All the results presented in Tables 10, 11, 12, and 13 indicate the two following statements:

  1. (a)

    Usage of our proposed cluster dependability as the cluster weight can improve clustering performance; because not only one consensus function, but two different consensus functions have been employed during results and both almost outperforms the state-of-the-art methods in all benchmarks. It means that enabling our cluster weighting has been effective.

  2. (b)

    Usage of Tcut should be preferred to the average linkage method.

5.8 Robustness analysis

To study the robustness of all the methods against noise, a number of noisy datasets by adding some synthetic data points generated uniformly distributed in feature space are produced. The number of the added synthetic data points is ϱ percent of the data size (i.e. ϱ * n). It is worthy to be mentioned that ϱ ∊ {0.00, 0.05, 0.10, 0.15, 0.20, 0.25, 0.30, 0.35, 0.40, 0.45}. The NMI results on the mentioned datasets with different noise levels are depicted in Fig. 9. The results depicted in the Fig. 9 are the ones averaged on all 19 datasets, where each result for any dataset is also an averaged over 30 independent runs. According to Fig. 9, our proposed method, Cluster-Wise Weighting Bi-Partite Graph with ND as dependability measure, outperforms is the method with the most robustness against noise.

Fig. 9
figure 9

The effect of the uniform noise level for the different clustering ensembles averaged over 19 datasets

To sum up, as the experimental results on various datasets illustrated, the proposed methods outperform the state-of-the-art clustering ensemble approaches. It is worthy to be mentioned that our method, Cluster-Wise Weighting Bi-Partite Graph with ND as dependability measure, not only outperform the other methods in terms of NMI, FM, ARI, and Acc, but also it always consumes less time to produce consensus partition. It means in all datasets, the proposed method, i.e. Cluster-Wise Weighting Bi-Partite Graph with ND as dependability measure, has produced consensus partition in much less time. As the number of used datasets is large, and they have different numbers of clusters, it is a fair conclusion that our method is faster than the state-of-the-art clustering ensemble approaches.

6 Conclusion

The paper presents a method for performing consensus clustering by exploiting the estimated uncertainty of clusters. It proposes a clustering ensemble method through a combination of several steps: First, the dependability of each cluster is estimated via an entropy measure and an exponential transformation, which reflects the spread of the cluster among different clusters of a clustering solution. The proposed method builds upon the clustering ensemble paradigm. The multiple clusters are reconciled through the cluster uncertainty. The paper proposes two approaches to achieve this goal: locally weighted evidence accumulation and locally weighted graph partitioning. The former approach is based on hierarchical agglomerative clustering and co-association matrices, while the latter is based on bi-partite graph formulating and partitioning. The proposed approached are then evaluated on 19 real-life datasets. The experimental evaluation reveals that the proposed method has better performance than the competing methods; indeed, wide experimentations on real-world datasets show that our framework outperforms the state-of-the-art.

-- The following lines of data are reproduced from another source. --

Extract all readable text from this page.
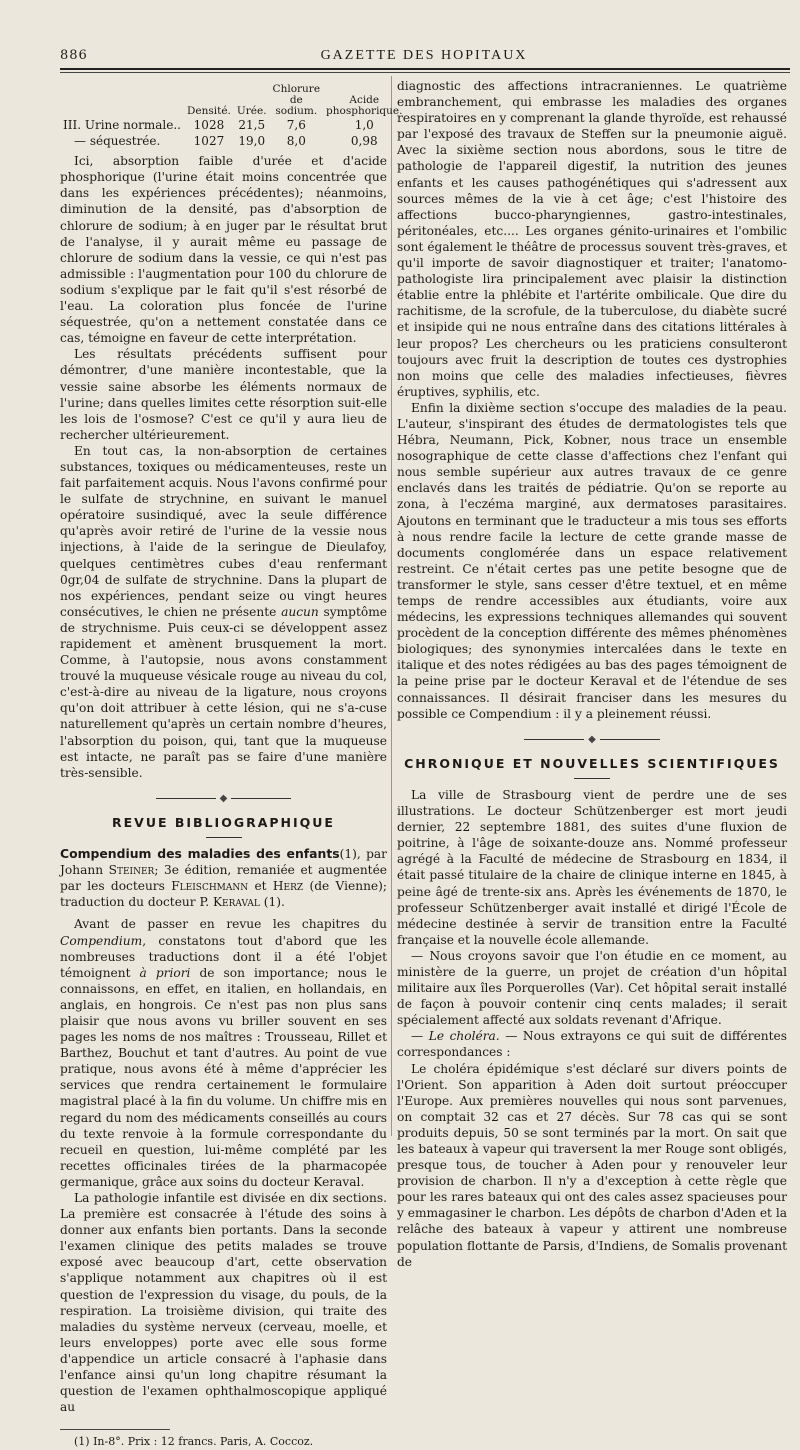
886	GAZETTE DES HOPITAUX
	Densité.	Urée.	Chlorure de sodium.	Acide phosphorique.
III. Urine normale..	1028	21,5	7,6	1,0
— séquestrée.	1027	19,0	8,0	0,98

Ici, absorption faible d'urée et d'acide phosphorique (l'urine était moins concentrée que dans les expériences précédentes); néanmoins, diminution de la densité, pas d'absorption de chlorure de sodium; à en juger par le résultat brut de l'analyse, il y aurait même eu passage de chlorure de sodium dans la vessie, ce qui n'est pas admissible : l'augmentation pour 100 du chlorure de sodium s'explique par le fait qu'il s'est résorbé de l'eau. La coloration plus foncée de l'urine séquestrée, qu'on a nettement constatée dans ce cas, témoigne en faveur de cette interprétation.

Les résultats précédents suffisent pour démontrer, d'une manière incontestable, que la vessie saine absorbe les éléments normaux de l'urine; dans quelles limites cette résorption suit-elle les lois de l'osmose? C'est ce qu'il y aura lieu de rechercher ultérieurement.

En tout cas, la non-absorption de certaines substances, toxiques ou médicamenteuses, reste un fait parfaitement acquis. Nous l'avons confirmé pour le sulfate de strychnine, en suivant le manuel opératoire susindiqué, avec la seule différence qu'après avoir retiré de l'urine de la vessie nous injections, à l'aide de la seringue de Dieulafoy, quelques centimètres cubes d'eau renfermant 0gr,04 de sulfate de strychnine. Dans la plupart de nos expériences, pendant seize ou vingt heures consécutives, le chien ne présente aucun symptôme de strychnisme. Puis ceux-ci se développent assez rapidement et amènent brusquement la mort. Comme, à l'autopsie, nous avons constamment trouvé la muqueuse vésicale rouge au niveau du col, c'est-à-dire au niveau de la ligature, nous croyons qu'on doit attribuer à cette lésion, qui ne s'a-cuse naturellement qu'après un certain nombre d'heures, l'absorption du poison, qui, tant que la muqueuse est intacte, ne paraît pas se faire d'une manière très-sensible.

◆
REVUE BIBLIOGRAPHIQUE

Compendium des maladies des enfants(1), par Johann Steiner; 3e édition, remaniée et augmentée par les docteurs Fleischmann et Herz (de Vienne); traduction du docteur P. Keraval (1).

Avant de passer en revue les chapitres du Compendium, constatons tout d'abord que les nombreuses traductions dont il a été l'objet témoignent à priori de son importance; nous le connaissons, en effet, en italien, en hollandais, en anglais, en hongrois. Ce n'est pas non plus sans plaisir que nous avons vu briller souvent en ses pages les noms de nos maîtres : Trousseau, Rillet et Barthez, Bouchut et tant d'autres. Au point de vue pratique, nous avons été à même d'apprécier les services que rendra certainement le formulaire magistral placé à la fin du volume. Un chiffre mis en regard du nom des médicaments conseillés au cours du texte renvoie à la formule correspondante du recueil en question, lui-même complété par les recettes officinales tirées de la pharmacopée germanique, grâce aux soins du docteur Keraval.

La pathologie infantile est divisée en dix sections. La première est consacrée à l'étude des soins à donner aux enfants bien portants. Dans la seconde l'examen clinique des petits malades se trouve exposé avec beaucoup d'art, cette observation s'applique notamment aux chapitres où il est question de l'expression du visage, du pouls, de la respiration. La troisième division, qui traite des maladies du système nerveux (cerveau, moelle, et leurs enveloppes) porte avec elle sous forme d'appendice un article consacré à l'aphasie dans l'enfance ainsi qu'un long chapitre résumant la question de l'examen ophthalmoscopique appliqué au

(1) In-8°. Prix : 12 francs. Paris, A. Coccoz.

diagnostic des affections intracraniennes. Le quatrième embranchement, qui embrasse les maladies des organes respiratoires en y comprenant la glande thyroïde, est rehaussé par l'exposé des travaux de Steffen sur la pneumonie aiguë. Avec la sixième section nous abordons, sous le titre de pathologie de l'appareil digestif, la nutrition des jeunes enfants et les causes pathogénétiques qui s'adressent aux sources mêmes de la vie à cet âge; c'est l'histoire des affections bucco-pharyngiennes, gastro-intestinales, péritonéales, etc.... Les organes génito-urinaires et l'ombilic sont également le théâtre de processus souvent très-graves, et qu'il importe de savoir diagnostiquer et traiter; l'anatomo-pathologiste lira principalement avec plaisir la distinction établie entre la phlébite et l'artérite ombilicale. Que dire du rachitisme, de la scrofule, de la tuberculose, du diabète sucré et insipide qui ne nous entraîne dans des citations littérales à leur propos? Les chercheurs ou les praticiens consulteront toujours avec fruit la description de toutes ces dystrophies non moins que celle des maladies infectieuses, fièvres éruptives, syphilis, etc.

Enfin la dixième section s'occupe des maladies de la peau. L'auteur, s'inspirant des études de dermatologistes tels que Hébra, Neumann, Pick, Kobner, nous trace un ensemble nosographique de cette classe d'affections chez l'enfant qui nous semble supérieur aux autres travaux de ce genre enclavés dans les traités de pédiatrie. Qu'on se reporte au zona, à l'eczéma marginé, aux dermatoses parasitaires. Ajoutons en terminant que le traducteur a mis tous ses efforts à nous rendre facile la lecture de cette grande masse de documents conglomérée dans un espace relativement restreint. Ce n'était certes pas une petite besogne que de transformer le style, sans cesser d'être textuel, et en même temps de rendre accessibles aux étudiants, voire aux médecins, les expressions techniques allemandes qui souvent procèdent de la conception différente des mêmes phénomènes biologiques; des synonymies intercalées dans le texte en italique et des notes rédigées au bas des pages témoignent de la peine prise par le docteur Keraval et de l'étendue de ses connaissances. Il désirait franciser dans les mesures du possible ce Compendium : il y a pleinement réussi.

◆
CHRONIQUE ET NOUVELLES SCIENTIFIQUES

La ville de Strasbourg vient de perdre une de ses illustrations. Le docteur Schützenberger est mort jeudi dernier, 22 septembre 1881, des suites d'une fluxion de poitrine, à l'âge de soixante-douze ans. Nommé professeur agrégé à la Faculté de médecine de Strasbourg en 1834, il était passé titulaire de la chaire de clinique interne en 1845, à peine âgé de trente-six ans. Après les événements de 1870, le professeur Schützenberger avait installé et dirigé l'École de médecine destinée à servir de transition entre la Faculté française et la nouvelle école allemande.

— Nous croyons savoir que l'on étudie en ce moment, au ministère de la guerre, un projet de création d'un hôpital militaire aux îles Porquerolles (Var). Cet hôpital serait installé de façon à pouvoir contenir cinq cents malades; il serait spécialement affecté aux soldats revenant d'Afrique.

— Le choléra. — Nous extrayons ce qui suit de différentes correspondances :

Le choléra épidémique s'est déclaré sur divers points de l'Orient. Son apparition à Aden doit surtout préoccuper l'Europe. Aux premières nouvelles qui nous sont parvenues, on comptait 32 cas et 27 décès. Sur 78 cas qui se sont produits depuis, 50 se sont terminés par la mort. On sait que les bateaux à vapeur qui traversent la mer Rouge sont obligés, presque tous, de toucher à Aden pour y renouveler leur provision de charbon. Il n'y a d'exception à cette règle que pour les rares bateaux qui ont des cales assez spacieuses pour y emmagasiner le charbon. Les dépôts de charbon d'Aden et la relâche des bateaux à vapeur y attirent une nombreuse population flottante de Parsis, d'Indiens, de Somalis provenant de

The main novelty of the paper is the incorporation of the uncertainty concept into the consensus functions. The contributions stated in the paper have been formulated to better reflect them in the paper. The proposed methods are indeed adaptations of some existing concepts for consensus clustering. Furthermore, dependability measure is a derivative of the uncertainty measure. Based on the definitions and intuitively, the proposed uncertainty measure is highly sensitive to the cluster size: It punishes clusters with larger sizes. This is the only drawbacks of the proposed method. So to solve this drawback, we have proposed normalized dependability measure. This measure is less sensitive to the cluster size.